What I see here isnt a riddle asking anything about who the islander is or if there really IS treasure, but if the guy should go find the treasure.

OK so its a LOGIC question, so yes he should go search for the treasure regardless of who the person is. Even if there isnt treasure its human nature to explore these kinds of things right? plus then you wouldnt have so much on your mind that if you dont go "Could there really be treasure? What is someone already took it? How much or what kind of treasure?" ect. I mean something like taht can really bug a person.

[MUSICKAL]

I think bonanova was close, but he made one mistake; "A if only B" should be A->B, not B->A. For Example, "the sky is blue, only if 1+1=3" is false.

Therefore, "On this island is a treasure, only if I am an honest man," becomes "If treasure, then I'm honest," becomes "no treasure, or I'm honest."

It's one of those fun situations where you hope the guy is lying to you. Honestants<->50/50 , Swindlecants<->treasure

LETS MAKE IT SIMPLE. I JUST FINISHED HIS SENTANCE FOR HIM. ON THIS ISLAND IS A TREASURE, ONLY IF I AM AN HONEST MAN, BUT IF I WERE A LIAR THEN THERE IS NO TREASURE. HE IS THE HOENEST MAN. <_<

[heterophonic]

The entire puzzle is moot.

on this island there are only Honestants and Swindlecants. The presence of a Gringo negates this immediately, since a gringo is neither a honestant or a swindlecant but an anomaly. There are, then 3 types of people on this island: those who tell the truth, those who tell lies, and those who can do either. And all you Mexicanos out there know : if there is one gringo, there's sure to be another. He may have been talking to another Gringo therefore.

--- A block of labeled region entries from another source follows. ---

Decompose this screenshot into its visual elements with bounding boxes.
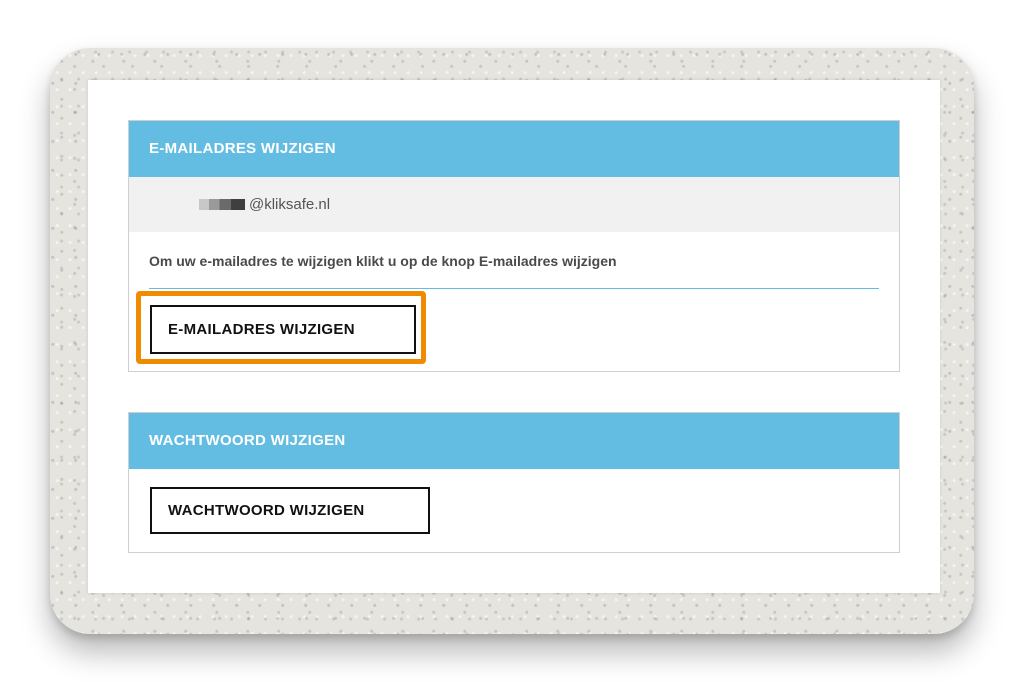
email-domain-text: @kliksafe.nl [249, 196, 331, 213]
change-email-button[interactable]: E-MAILADRES WIJZIGEN [150, 305, 416, 354]
change-password-button[interactable]: WACHTWOORD WIJZIGEN [150, 487, 430, 534]
current-email-row: @kliksafe.nl [129, 177, 899, 232]
redacted-email-username [199, 199, 245, 210]
password-change-panel: WACHTWOORD WIJZIGEN WACHTWOORD WIJZIGEN [128, 412, 900, 553]
email-change-instruction: Om uw e-mailadres te wijzigen klikt u op… [149, 253, 617, 269]
password-panel-header: WACHTWOORD WIJZIGEN [129, 413, 899, 469]
account-settings-screen: E-MAILADRES WIJZIGEN @kliksafe.nl Om uw … [88, 80, 940, 593]
email-change-panel: E-MAILADRES WIJZIGEN @kliksafe.nl Om uw … [128, 120, 900, 372]
email-panel-header: E-MAILADRES WIJZIGEN [129, 121, 899, 177]
section-divider [149, 288, 879, 289]
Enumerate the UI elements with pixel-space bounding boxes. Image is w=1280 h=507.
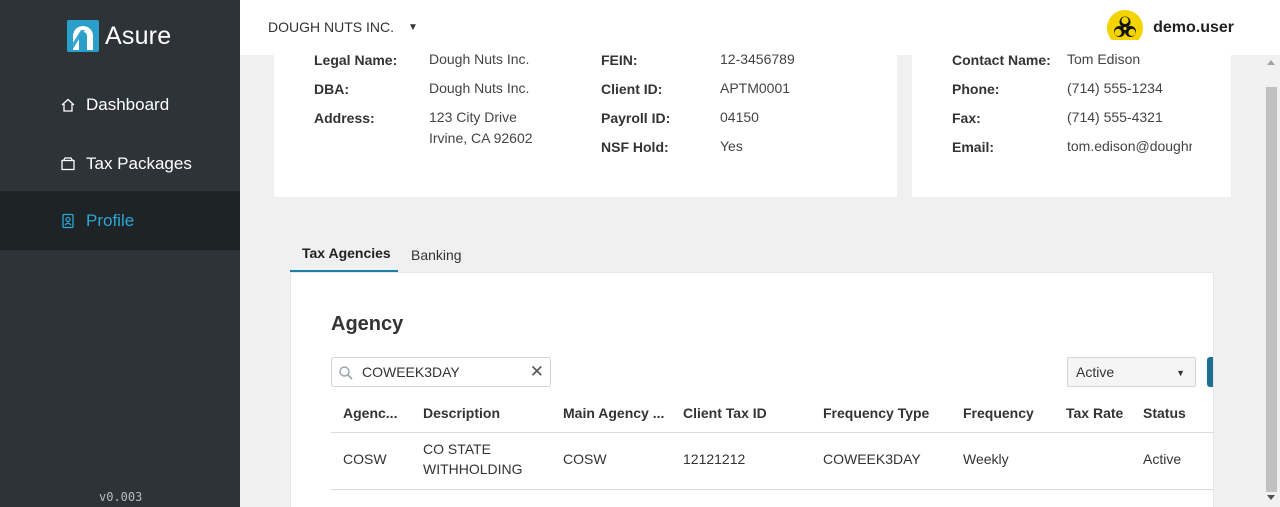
sidebar-item-label: Profile bbox=[86, 210, 135, 230]
sidebar-item-profile[interactable]: Profile bbox=[0, 191, 240, 250]
column-header-main-agency[interactable]: Main Agency ... bbox=[563, 405, 664, 421]
client-id-value: APTM0001 bbox=[720, 80, 791, 96]
fax-label: Fax: bbox=[952, 110, 981, 126]
payroll-id-label: Payroll ID: bbox=[601, 110, 671, 126]
cell-description-line2: WITHHOLDING bbox=[423, 461, 523, 477]
table-row-divider bbox=[331, 489, 1213, 490]
dba-value: Dough Nuts Inc. bbox=[429, 80, 530, 96]
scroll-down-icon[interactable] bbox=[1267, 495, 1275, 500]
agency-search[interactable]: ✕ bbox=[331, 357, 551, 387]
search-input[interactable] bbox=[362, 362, 522, 382]
search-icon bbox=[338, 365, 354, 386]
address-line2: Irvine, CA 92602 bbox=[429, 130, 533, 146]
asure-logo-icon bbox=[67, 20, 99, 52]
clear-search-icon[interactable]: ✕ bbox=[530, 363, 544, 381]
address-line1: 123 City Drive bbox=[429, 109, 517, 125]
company-name: DOUGH NUTS INC. bbox=[268, 19, 394, 35]
sidebar: Asure Dashboard Tax Packages Profile v0.… bbox=[0, 0, 240, 507]
phone-label: Phone: bbox=[952, 81, 1000, 97]
sidebar-item-label: Tax Packages bbox=[86, 153, 192, 173]
app-logo[interactable]: Asure bbox=[67, 20, 171, 52]
dba-label: DBA: bbox=[314, 81, 349, 97]
column-header-description[interactable]: Description bbox=[423, 405, 500, 421]
scrollbar-thumb[interactable] bbox=[1266, 87, 1277, 492]
status-filter-select[interactable]: Active ▼ bbox=[1067, 357, 1196, 387]
tab-tax-agencies[interactable]: Tax Agencies bbox=[290, 243, 398, 273]
contact-card: Contact Name: Tom Edison Phone: (714) 55… bbox=[912, 40, 1231, 197]
nsf-hold-value: Yes bbox=[720, 138, 743, 154]
status-filter-value: Active bbox=[1076, 364, 1115, 380]
client-id-label: Client ID: bbox=[601, 81, 663, 97]
username: demo.user bbox=[1153, 19, 1234, 36]
email-value: tom.edison@doughnuts.com bbox=[1067, 138, 1192, 154]
sidebar-item-tax-packages[interactable]: Tax Packages bbox=[0, 134, 240, 193]
home-icon bbox=[60, 97, 76, 113]
company-selector[interactable]: DOUGH NUTS INC. ▼ bbox=[268, 19, 418, 35]
chevron-down-icon: ▼ bbox=[408, 21, 418, 33]
scroll-up-icon[interactable] bbox=[1267, 60, 1275, 65]
column-header-tax-rate[interactable]: Tax Rate bbox=[1066, 405, 1123, 421]
phone-value: (714) 555-1234 bbox=[1067, 80, 1163, 96]
column-header-status[interactable]: Status bbox=[1143, 405, 1186, 421]
address-label: Address: bbox=[314, 110, 375, 126]
contact-name-label: Contact Name: bbox=[952, 52, 1051, 68]
cell-description-line1: CO STATE bbox=[423, 441, 491, 457]
app-name: Asure bbox=[105, 21, 172, 50]
payroll-id-value: 04150 bbox=[720, 109, 759, 125]
legal-name-value: Dough Nuts Inc. bbox=[429, 51, 530, 67]
cell-main-agency: COSW bbox=[563, 451, 607, 467]
cell-frequency-type: COWEEK3DAY bbox=[823, 451, 921, 467]
fein-label: FEIN: bbox=[601, 52, 638, 68]
table-header-divider bbox=[331, 432, 1213, 433]
nsf-hold-label: NSF Hold: bbox=[601, 139, 669, 155]
chevron-down-icon: ▼ bbox=[1176, 368, 1185, 378]
app-version: v0.003 bbox=[99, 490, 143, 504]
cell-status: Active bbox=[1143, 451, 1182, 467]
vertical-scrollbar[interactable] bbox=[1263, 55, 1280, 507]
agency-title: Agency bbox=[331, 313, 404, 335]
legal-name-label: Legal Name: bbox=[314, 52, 398, 68]
fein-value: 12-3456789 bbox=[720, 51, 795, 67]
column-header-client-tax-id[interactable]: Client Tax ID bbox=[683, 405, 767, 421]
column-header-frequency[interactable]: Frequency bbox=[963, 405, 1034, 421]
agency-panel: Agency ✕ Active ▼ Agenc... Description M… bbox=[290, 272, 1214, 507]
profile-icon bbox=[60, 213, 76, 229]
cell-frequency: Weekly bbox=[963, 451, 1009, 467]
sidebar-item-dashboard[interactable]: Dashboard bbox=[0, 75, 240, 134]
column-header-frequency-type[interactable]: Frequency Type bbox=[823, 405, 929, 421]
fax-value: (714) 555-4321 bbox=[1067, 109, 1163, 125]
cell-agency: COSW bbox=[343, 451, 387, 467]
contact-name-value: Tom Edison bbox=[1067, 51, 1141, 67]
client-info-card: Legal Name: Dough Nuts Inc. DBA: Dough N… bbox=[274, 40, 897, 197]
cell-client-tax-id: 12121212 bbox=[683, 451, 746, 467]
sidebar-item-label: Dashboard bbox=[86, 94, 170, 114]
tab-banking[interactable]: Banking bbox=[411, 243, 462, 273]
email-label: Email: bbox=[952, 139, 995, 155]
add-agency-button[interactable] bbox=[1207, 357, 1213, 387]
column-header-agency[interactable]: Agenc... bbox=[343, 405, 397, 421]
package-icon bbox=[60, 156, 76, 172]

This Entire puzzle is thereby rendered unsolvable and thereby useless.

Thanks :-D

[Michael C. Herrera]

There are a lot of uncertain assumptions being made with this problem. Everyone can agree that if the man is an honestant, then there is treasure. Here is where some people are going wrong. You are assuming that if it is a swindlecant, that the swindlecant is making to factual statements, that must both be false. In reality he is making only one statement, and it is of course false.

incorrect assumption: There is treasure (fact), only if I am an honest man (fact).
See, he doesn't actually say that he is an honest man, nor does he say that there is in fact treasure.

what he does say: There is treasure, ONLY IF (fact) I am an honest man.
and the only that can be 100% deduced from his statement is that the "ONLY IF" (which is the only part of his statement that is a definite) is in fact false. Hence, there could in fact still be treasure, even if he isn't an honest man.

You cannot assume he is lying about statements that he didn't actually make (i.e. there is treasure, or that he is an honest man)

[Michael C. Herrera]

actually..for that matter, you cannot assume there is treasure, even if the a honestant makes the satement, because he is still saying "only if". Another way to interpret the definite part of the statement (only if), is "there IS NOT treasure if I'm NOT honest." If an honestant says this, then all you can 100% deduce from that is, there might be treasure, because he is in fact an honest man.

[the-genius]

The question is, ---> "there is treasue, only if I'm Honestant" then
case 1: There is infact treasure.
a) Consider that the statement is a true statement. So only honestant can say that statement
b) Consider that the statement is false. So only swindlecant can tell the statement. But meaning of false for the statement is "There is a treasue, only if I'm Swindlecant". So, if Swindlecant speak that sentence it would be true speaking since there is treasure and he is a swindlecan't too. So it becomes paradoxical for the swindlecant to speak such sentence.
case 2: There is no treasure
A swindlecant can't tell "There is a treasue, only if I'm Honestant" ==>"there is no treasure if I'm Swindlecant" because He is a swindlecant and there is no treasure. So, the statement is true and can't be told by him
also, An honestant can't tell that statement


So, there must be treasure.

Edited by the-genius, 10 March 2009 - 11:04 AM.